Harvard University Asia Center

Hardback: US

What results is a granular examination of Taiwanese identity as imagined by local “islanders” or benshengren (本省人), Han Chinese already living in Taiwan before World War II. This community forged their identity in contrast to the two successive groups of outsiders — Japanese settlers from 1895 to 1945, followed by Mainlanders in the Chinese Nationalist Party (KMT) government — who ruled the territory.

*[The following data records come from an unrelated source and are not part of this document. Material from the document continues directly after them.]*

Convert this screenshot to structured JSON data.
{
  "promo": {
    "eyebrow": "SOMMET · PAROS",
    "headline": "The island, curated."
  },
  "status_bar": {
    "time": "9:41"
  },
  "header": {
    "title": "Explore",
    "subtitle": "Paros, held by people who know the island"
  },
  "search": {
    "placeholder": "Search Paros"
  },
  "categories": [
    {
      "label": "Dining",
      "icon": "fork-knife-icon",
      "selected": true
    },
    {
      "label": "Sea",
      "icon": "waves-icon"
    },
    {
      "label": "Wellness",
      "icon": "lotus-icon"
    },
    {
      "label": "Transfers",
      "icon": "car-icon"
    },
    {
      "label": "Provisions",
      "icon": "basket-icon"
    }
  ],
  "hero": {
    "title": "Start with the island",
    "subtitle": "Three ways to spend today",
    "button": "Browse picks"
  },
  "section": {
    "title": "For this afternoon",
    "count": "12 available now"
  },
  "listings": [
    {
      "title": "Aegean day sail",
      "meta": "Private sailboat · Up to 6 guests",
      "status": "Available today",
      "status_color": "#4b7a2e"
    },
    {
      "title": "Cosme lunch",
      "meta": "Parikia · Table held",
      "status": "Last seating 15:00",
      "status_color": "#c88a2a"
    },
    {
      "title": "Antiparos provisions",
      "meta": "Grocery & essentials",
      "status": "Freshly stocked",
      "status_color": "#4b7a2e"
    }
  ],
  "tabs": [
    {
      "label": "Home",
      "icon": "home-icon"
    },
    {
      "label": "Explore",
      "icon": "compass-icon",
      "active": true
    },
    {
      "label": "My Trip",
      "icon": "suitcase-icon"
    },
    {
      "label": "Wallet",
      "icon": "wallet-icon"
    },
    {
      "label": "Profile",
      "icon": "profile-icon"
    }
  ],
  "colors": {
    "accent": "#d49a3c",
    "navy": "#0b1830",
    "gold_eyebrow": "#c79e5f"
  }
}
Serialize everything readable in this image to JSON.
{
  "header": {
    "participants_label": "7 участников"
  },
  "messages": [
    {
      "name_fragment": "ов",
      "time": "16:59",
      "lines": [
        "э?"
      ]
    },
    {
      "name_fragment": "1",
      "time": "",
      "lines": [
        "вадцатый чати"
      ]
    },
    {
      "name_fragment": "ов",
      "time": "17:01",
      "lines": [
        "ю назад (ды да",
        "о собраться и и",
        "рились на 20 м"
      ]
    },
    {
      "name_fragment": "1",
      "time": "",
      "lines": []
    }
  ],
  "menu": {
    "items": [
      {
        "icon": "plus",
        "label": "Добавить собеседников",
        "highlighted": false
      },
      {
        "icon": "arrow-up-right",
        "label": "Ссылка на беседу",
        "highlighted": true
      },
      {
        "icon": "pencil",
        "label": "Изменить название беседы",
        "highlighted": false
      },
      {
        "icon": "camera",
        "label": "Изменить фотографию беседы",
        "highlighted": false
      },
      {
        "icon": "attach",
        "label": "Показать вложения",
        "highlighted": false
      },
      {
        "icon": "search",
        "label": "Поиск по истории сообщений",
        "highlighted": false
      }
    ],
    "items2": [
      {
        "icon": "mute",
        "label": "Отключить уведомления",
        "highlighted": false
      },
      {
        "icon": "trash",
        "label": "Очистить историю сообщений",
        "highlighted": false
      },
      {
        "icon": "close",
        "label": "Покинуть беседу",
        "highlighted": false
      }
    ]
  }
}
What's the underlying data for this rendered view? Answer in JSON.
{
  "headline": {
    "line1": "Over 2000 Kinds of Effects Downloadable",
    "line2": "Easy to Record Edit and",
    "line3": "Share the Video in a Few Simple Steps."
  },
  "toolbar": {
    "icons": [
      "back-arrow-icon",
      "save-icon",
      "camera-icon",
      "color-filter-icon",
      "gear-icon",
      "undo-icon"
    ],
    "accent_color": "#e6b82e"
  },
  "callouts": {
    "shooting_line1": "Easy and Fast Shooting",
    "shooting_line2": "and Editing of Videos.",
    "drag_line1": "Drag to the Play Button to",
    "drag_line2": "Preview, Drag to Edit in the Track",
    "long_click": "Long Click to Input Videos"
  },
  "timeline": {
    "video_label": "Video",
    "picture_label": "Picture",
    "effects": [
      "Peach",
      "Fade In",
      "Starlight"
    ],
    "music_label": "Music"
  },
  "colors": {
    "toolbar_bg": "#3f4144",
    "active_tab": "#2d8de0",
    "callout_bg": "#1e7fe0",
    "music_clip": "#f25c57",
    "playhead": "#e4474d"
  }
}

To reconstruct how Taiwanese ethnicity was negotiated, Dawley sets his sights on social organizations, social work and religion in Keelung. Though now largely a satellite of Taipei, his research does establish the port city’s importance as a vanguard site of urbanization in Japanese-ruled Taiwan during the first half of the 20th century, making it a crucible of modernity worth examining.

Within Keelung, Dawley further narrows his gaze to look at local elites like Hsu Tsu-sang (許梓桑), founder of the Customs Assimilation Association that removed the censers, and brothers Yan Yun-nien (顏雲年) and Yan Kuo-nien (顏國年). He identifies them as “gatekeepers” who controlled access to their identity group by negotiating interactions between the locals, Japanese and Mainlanders.

The bulk of Becoming Taiwanese covers Japanese colonial rule in rigorous detail, providing equal insight into the levers of colonial power and their application, adaptation or rejection by locals. In showing how Japanese and local elites worked sometimes at odds and sometimes together, the book avoids pat dichotomies between the colonizer and the colonized.